Done Singing for the Blues, He Happily Wears Their Stanley Cup Ring – The New York Times

Postscript

Multiple sclerosis forced Charles Glenn to step aside as the St. Louis Blues’ anthem singer just as they were winning their first championship. He has both moved on and held on.

In retirement from his work with the Blues, Charles Glenn sang the national anthem before the start of a St. Louis Cardinals playoff game against the Atlanta Braves this fall.Credit…Jeff Roberson/Associated Press

The New York Times Sports department is revisiting the subjects of some compelling articles from the last year or so. Here is our June report on Charles Glenn’s final days with the Blues.

Charles Glenn misses the concession workers at Enterprise Center in St. Louis. He misses the custodial staff there and the crew that cleans the ice. He misses the Blues’ players and management. He misses the energy that would pulse through the corridors before games where he sang the national anthem, his voice, a soulful tenor, resonating through the arena’s uppermost reaches.

After 19 years as the Blues’ primary anthem singer, Glenn informed them on Jan. 6 — his 64th birthday, when the team ranked last in the Western Conference — that he would retire at season’s end. Even on better days, his multiple sclerosis left him fatigued and weak, and it was time to stop, it just was.

But Glenn promised that he would continue singing in the playoffs, if the Blues qualified. They kept winning, so Glenn kept singing — through April and May and deep into June, with three home games in the Stanley Cup finals, the latest a Blues season had ever stretched.

Three days after St. Louis throttled the Bruins in Boston to win Game 7, Glenn and his band perched on a stage beneath the Gateway Arch, near the end of the victory parade route. Conducting with his cane, Glenn performed for about two hours, riffing during a soaring rendition of the team’s traditional goal song, “When the Blues Go Marching In.” He also belted out a different kind of anthem: “We Are The Champions.” Several times that afternoon, overcome with emotion, Glenn paused to collect himself.

“I have never seen so many people at one place, just a sea of people, all united for one purpose,” Glenn said. “It brought a tear to my eye.”

The Blues completed the most improbable in-season turnaround in N.H.L. history to win the franchise’s first Stanley Cup, a championship made ever more special by their relationship with people like Laila Anderson, the young superfan stricken with an immune disorder, and Glenn, a link between two of the city’s passions — hockey and music.

Months later, as a token of the Blues’ appreciation, Glenn received the same gaudy championship ring that the players did, with 282 diamonds and 51 sapphires.

“When he saw it, I wish you could have seen his face,” said Jason Pippi, the Blues’ director of entertainment. “He was walking around opening night wearing that thing with the swagger that only Charles Glenn can command.”

That night, Oct. 2, the Blues raised their championship banner and hoisted the Stanley Cup once more before playing the Washington Capitals.
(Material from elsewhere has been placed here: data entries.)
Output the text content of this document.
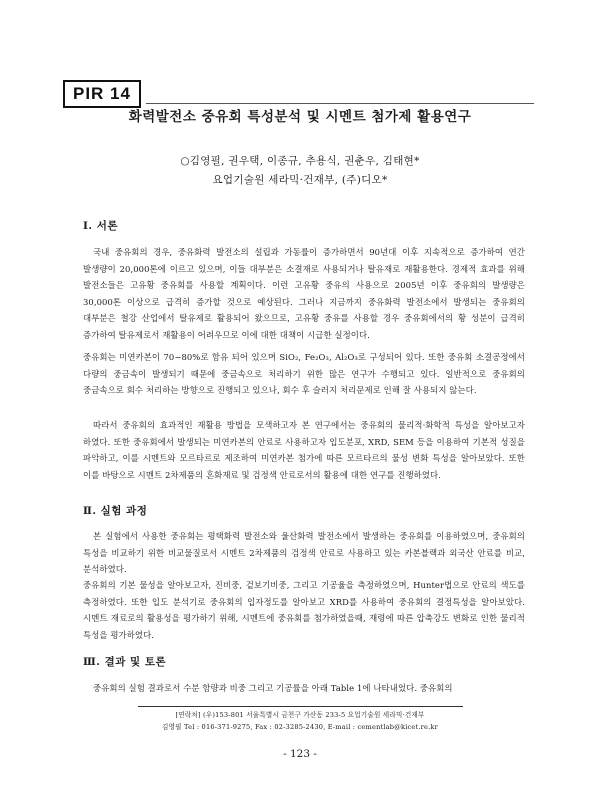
PIR 14
화력발전소 중유회 특성분석 및 시멘트 첨가제 활용연구
○김영필, 권우택, 이종규, 추용식, 권춘우, 김태현*
요업기술원 세라믹·건재부, (주)디오*
Ⅰ. 서론

국내 중유회의 경우, 중유화력 발전소의 설립과 가동률이 증가하면서 90년대 이후 지속적으로 증가하여 연간 발생량이 20,000톤에 이르고 있으며, 이들 대부분은 소결재로 사용되거나 탈유재로 재활용한다. 경제적 효과를 위해 발전소들은 고유황 중유회를 사용할 계획이다. 이런 고유황 중유의 사용으로 2005년 이후 중유회의 발생량은 30,000톤 이상으로 급격히 증가할 것으로 예상된다. 그러나 지금까지 중유화력 발전소에서 발생되는 중유회의 대부분은 철강 산업에서 탈유제로 활용되어 왔으므로, 고유황 중유를 사용할 경우 중유회에서의 황 성분이 급격히 증가하여 탈유제로서 재활용이 어려우므로 이에 대한 대책이 시급한 실정이다.

중유회는 미연카본이 70~80%로 함유 되어 있으며 SiO₂, Fe₂O₃, Al₂O₃로 구성되어 있다. 또한 중유회 소결공정에서 다량의 중금속이 발생되기 때문에 중금속으로 처리하기 위한 많은 연구가 수행되고 있다. 일반적으로 중유회의 중금속으로 회수 처리하는 방향으로 진행되고 있으나, 회수 후 슬러지 처리문제로 인해 잘 사용되지 않는다.

따라서 중유회의 효과적인 재활용 방법을 모색하고자 본 연구에서는 중유회의 물리적·화학적 특성을 알아보고자 하였다. 또한 중유회에서 발생되는 미연카본의 안료로 사용하고자 입도분포, XRD, SEM 등을 이용하여 기본적 성질을 파악하고, 이를 시멘트와 모르타르로 제조하여 미연카본 첨가에 따른 모르타르의 물성 변화 특성을 알아보았다. 또한 이를 바탕으로 시멘트 2차제품의 혼화재료 및 검정색 안료로서의 활용에 대한 연구를 진행하였다.

Ⅱ. 실험 과정

본 실험에서 사용한 중유회는 평택화력 발전소와 울산화력 발전소에서 발생하는 중유회를 이용하였으며, 중유회의 특성을 비교하기 위한 비교물질로서 시멘트 2차제품의 검정색 안료로 사용하고 있는 카본블랙과 외국산 안료를 비교, 분석하였다.

중유회의 기본 물성을 알아보고자, 진비중, 겉보기비중, 그리고 기공율을 측정하였으며, Hunter법으로 안료의 색도를 측정하였다. 또한 입도 분석기로 중유회의 입자정도를 알아보고 XRD를 사용하여 중유회의 결정특성을 알아보았다. 시멘트 재료로의 활용성을 평가하기 위해, 시멘트에 중유회를 첨가하였을때, 재령에 따른 압축강도 변화로 인한 물리적 특성을 평가하였다.

Ⅲ. 결과 및 토론

중유회의 실험 결과로서 수분 함량과 비중 그리고 기공률을 아래 Table 1에 나타내었다. 중유회의

[연락처] (우)153-801 서울특별시 금천구 가산동 233-5 요업기술원 세라믹·건재부
김영필 Tel : 016-371-9275, Fax : 02-3285-2430, E-mail : cementlab@kicet.re.kr
- 123 -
During a stoppage, Glenn was shown on the video screen, and introduced to a rousing ovation. He has not returned to Enterprise Center since — not because he is avoiding it, but because he has been too busy.

In October, he sang the national anthem before two Cardinals playoff games at Busch Stadium, hoping to transfer his talismanic powers to the local baseball team. In November, he said, his wife, Nikki, had to ferry him out of town for Thanksgiving, absconding to Kansas City, so she could get him to herself. Between teaching vocal music and choir at Missouri Baptist University and performing at holiday parties with his band darn near every night, Glenn had not had a day off in two weeks when we spoke in early December. Nor did he foresee getting any time off soon.

“I’m supposed to be retired,” Glenn said, “and I’m working harder than I ever have in my life.”

But when his schedule does allow, Glenn tunes into Blues games on television, or radio, and he listens. He listens to his successors. Out of respect to Glenn, Pippi said, the Blues did not want to hire a successor so soon. Instead, they are relying on the bounty of local talent, some of whom Glenn judged during summer auditions.

“A lot of times they’re on, and I’ll say, ‘Oh, I remember them. They were very good,’” Glenn said. “There’s no weak link in the bunch.”

In those moments, and others, Glenn misses singing the anthem. But he does not miss the long drives to and from the arena. Nor does he miss walking up and down all those concrete stairs. But the Blues are again a juggernaut, leading the Western Conference, and though Glenn’s schedule this June is full — his daughter’s wedding, a deferred trip to New York for the Tony Awards — he would cherish the opportunity to watch them repeat.

“If they want me back, I’m there,” Glenn said. “I’ll be well rested.”